3.  FRIZIONE. Le proposte che vengono dal basso devono essere approvate in alto. Allo scopo di affermare la propria autorità i manager, invece che accelerare tale processo, lo rallentano.
4.   PREGIUDIZIO. Il potere di ammazzare un’idea è nelle mani di meno persone man mano che si sale nella piramide organizzativa. Alla fine decisioni importanti che riguardano tutti, vengono prese dal singolo che deciderà in base alla sua convenienza e non quella di tutta l’organizzazione.
5.    DERESPONSABILIZZAZIONE. Un persona può decidere in qualsiasi momento, col suo partner in virtù delle disponibilità economiche, di comprare un auto da 20.000 dollari. Quando poi va al lavoro deve chiedere un’autorizzazione per spendere 200 dollari. E’ come se, nel momento in cui si mette un badge al collo, diventasse uno stupido.
Tutto questo, sostiene Hamel, genera le core incompetence dell’azienda, riassumibili in queste tre caratteristiche:
1. RIGIDITA’. Il cambiamento più profondo che le aziende sanno eseguire è il prezzo del prodotto o servizio che producono.  La causa è che le organizzazioni sono inerziali in virtù del modello manageriale.

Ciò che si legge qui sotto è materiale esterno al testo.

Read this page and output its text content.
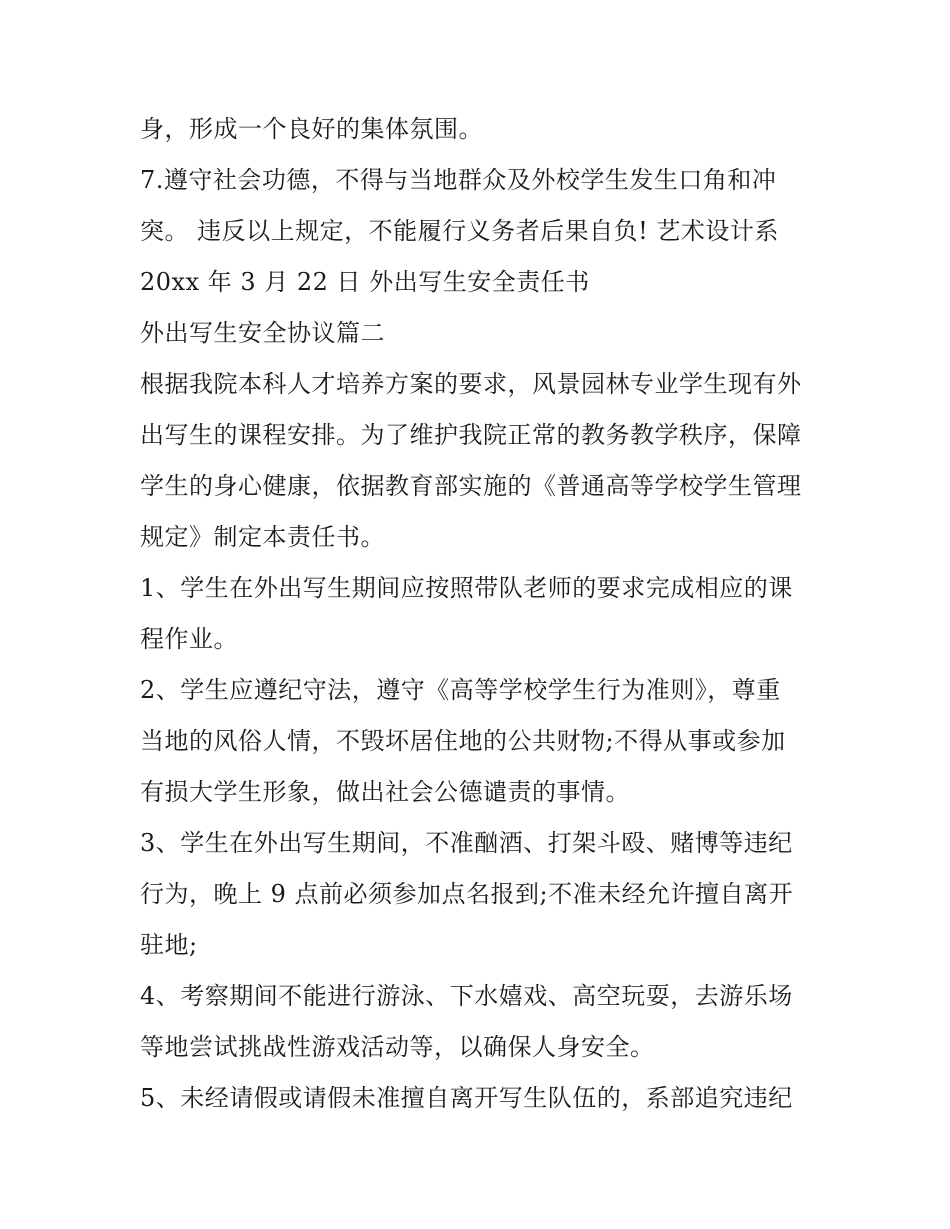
身，形成一个良好的集体氛围。
7.遵守社会功德，不得与当地群众及外校学生发生口角和冲
突。 违反以上规定，不能履行义务者后果自负! 艺术设计系
20xx 年 3 月 22 日 外出写生安全责任书
外出写生安全协议篇二
根据我院本科人才培养方案的要求，风景园林专业学生现有外
出写生的课程安排。为了维护我院正常的教务教学秩序，保障
学生的身心健康，依据教育部实施的《普通高等学校学生管理
规定》制定本责任书。
1、学生在外出写生期间应按照带队老师的要求完成相应的课
程作业。
2、学生应遵纪守法，遵守《高等学校学生行为准则》，尊重
当地的风俗人情，不毁坏居住地的公共财物;不得从事或参加
有损大学生形象，做出社会公德谴责的事情。
3、学生在外出写生期间，不准酗酒、打架斗殴、赌博等违纪
行为，晚上 9 点前必须参加点名报到;不准未经允许擅自离开
驻地;
4、考察期间不能进行游泳、下水嬉戏、高空玩耍，去游乐场
等地尝试挑战性游戏活动等，以确保人身安全。
5、未经请假或请假未准擅自离开写生队伍的，系部追究违纪
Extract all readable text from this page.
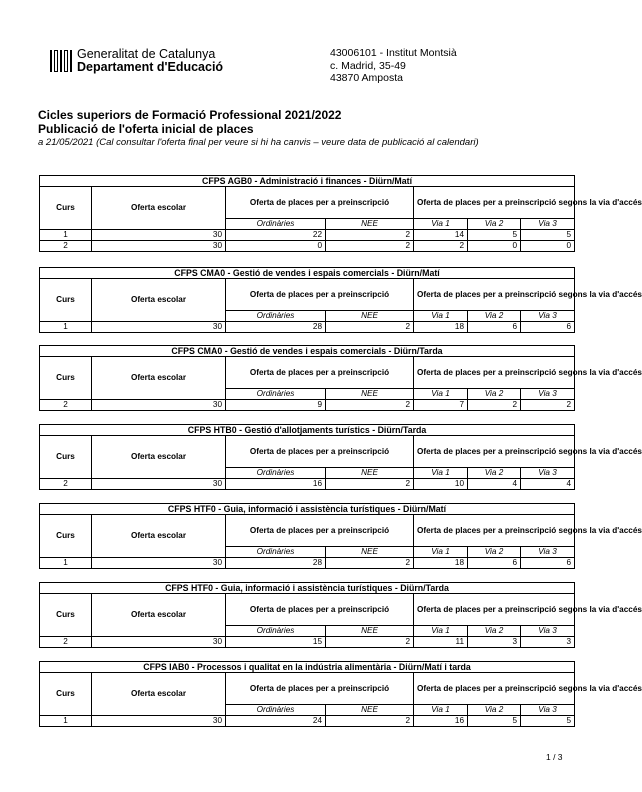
Generalitat de Catalunya
Departament d'Educació
43006101 - Institut Montsià
c. Madrid, 35-49
43870 Amposta
Cicles superiors de Formació Professional 2021/2022
Publicació de l'oferta inicial de places
a 21/05/2021 (Cal consultar l'oferta final per veure si hi ha canvis – veure data de publicació al calendari)
CFPS AGB0 - Administració i finances - Diürn/Matí						
Curs	Oferta escolar	Oferta de places per a preinscripció		Oferta de places per a preinscripció segons la via d'accés		
		Ordinàries	NEE	Via 1	Via 2	Via 3
1	30	22	2	14	5	5
2	30	0	2	2	0	0
CFPS CMA0 - Gestió de vendes i espais comercials - Diürn/Matí						
Curs	Oferta escolar	Oferta de places per a preinscripció		Oferta de places per a preinscripció segons la via d'accés		
		Ordinàries	NEE	Via 1	Via 2	Via 3
1	30	28	2	18	6	6
CFPS CMA0 - Gestió de vendes i espais comercials - Diürn/Tarda						
Curs	Oferta escolar	Oferta de places per a preinscripció		Oferta de places per a preinscripció segons la via d'accés		
		Ordinàries	NEE	Via 1	Via 2	Via 3
2	30	9	2	7	2	2
CFPS HTB0 - Gestió d'allotjaments turístics - Diürn/Tarda						
Curs	Oferta escolar	Oferta de places per a preinscripció		Oferta de places per a preinscripció segons la via d'accés		
		Ordinàries	NEE	Via 1	Via 2	Via 3
2	30	16	2	10	4	4
CFPS HTF0 - Guia, informació i assistència turístiques - Diürn/Matí						
Curs	Oferta escolar	Oferta de places per a preinscripció		Oferta de places per a preinscripció segons la via d'accés		
		Ordinàries	NEE	Via 1	Via 2	Via 3
1	30	28	2	18	6	6
CFPS HTF0 - Guia, informació i assistència turístiques - Diürn/Tarda						
Curs	Oferta escolar	Oferta de places per a preinscripció		Oferta de places per a preinscripció segons la via d'accés		
		Ordinàries	NEE	Via 1	Via 2	Via 3
2	30	15	2	11	3	3
CFPS IAB0 - Processos i qualitat en la indústria alimentària - Diürn/Matí i tarda						
Curs	Oferta escolar	Oferta de places per a preinscripció		Oferta de places per a preinscripció segons la via d'accés		
		Ordinàries	NEE	Via 1	Via 2	Via 3
1	30	24	2	16	5	5
1 / 3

2. NON INNOVATIVE. Al di là dei proclami le aziende non forniscono né stimolano nessuna capacità innovativa alla spina dorsale dell’azienda: i lavoratori di primo livello. Basta andare da loro, impiegati ed operai, per accorgersene chiedendogli: siete mai stati addestrati per diventare business innovator?, Potete sperimentare innovazioni nel vostro lavoro facilmente, senza burocrazia? Siete misurati e incentivati per produrre innovazione?
3. NON ISPIRATRICI. Perché non esiste libertà. A dispetto di tutto ciò che si dice sull’economie di scala, la decentralizzazione, la condivisione, la partecipazione, ecc., (ne parliamo da 60 anni!) il livello di discrezionalità in azienda oggi di un qualsiasi dipendente è equivalente a quello di 10 anni fa. Passione e impegno sappiamo, empiricamente, che sono collegate alla libertà.
Che dire di più? L’analisi è lucidissima, cosa fare, a mio avviso un po’ meno. Il possibile intervento deve esaminare un livello di complessità che Hamel semplicemente non considera, ricadendo nelle solite ricette basate su qualche suggerimento che viene dal buon senso o dall’esperienza personale (che poi sono la stessa cosa).
Se siamo d’accordo su tutto quanto viene descritto, la realizzazione di una organizzazione con un “management diverso”, prima ancora di arrivare al bossless, passa da una teoria che ispiri interventi totalmente diversi. Tali teorie e modelli sono già disponibili, basta avere la volontà di considerarli e valutarli per accogliere quell’alternativa all’ideologia imperante senza la quale si rimane bloccati in un sistema di pensiero che sta perdendo sempre più senso.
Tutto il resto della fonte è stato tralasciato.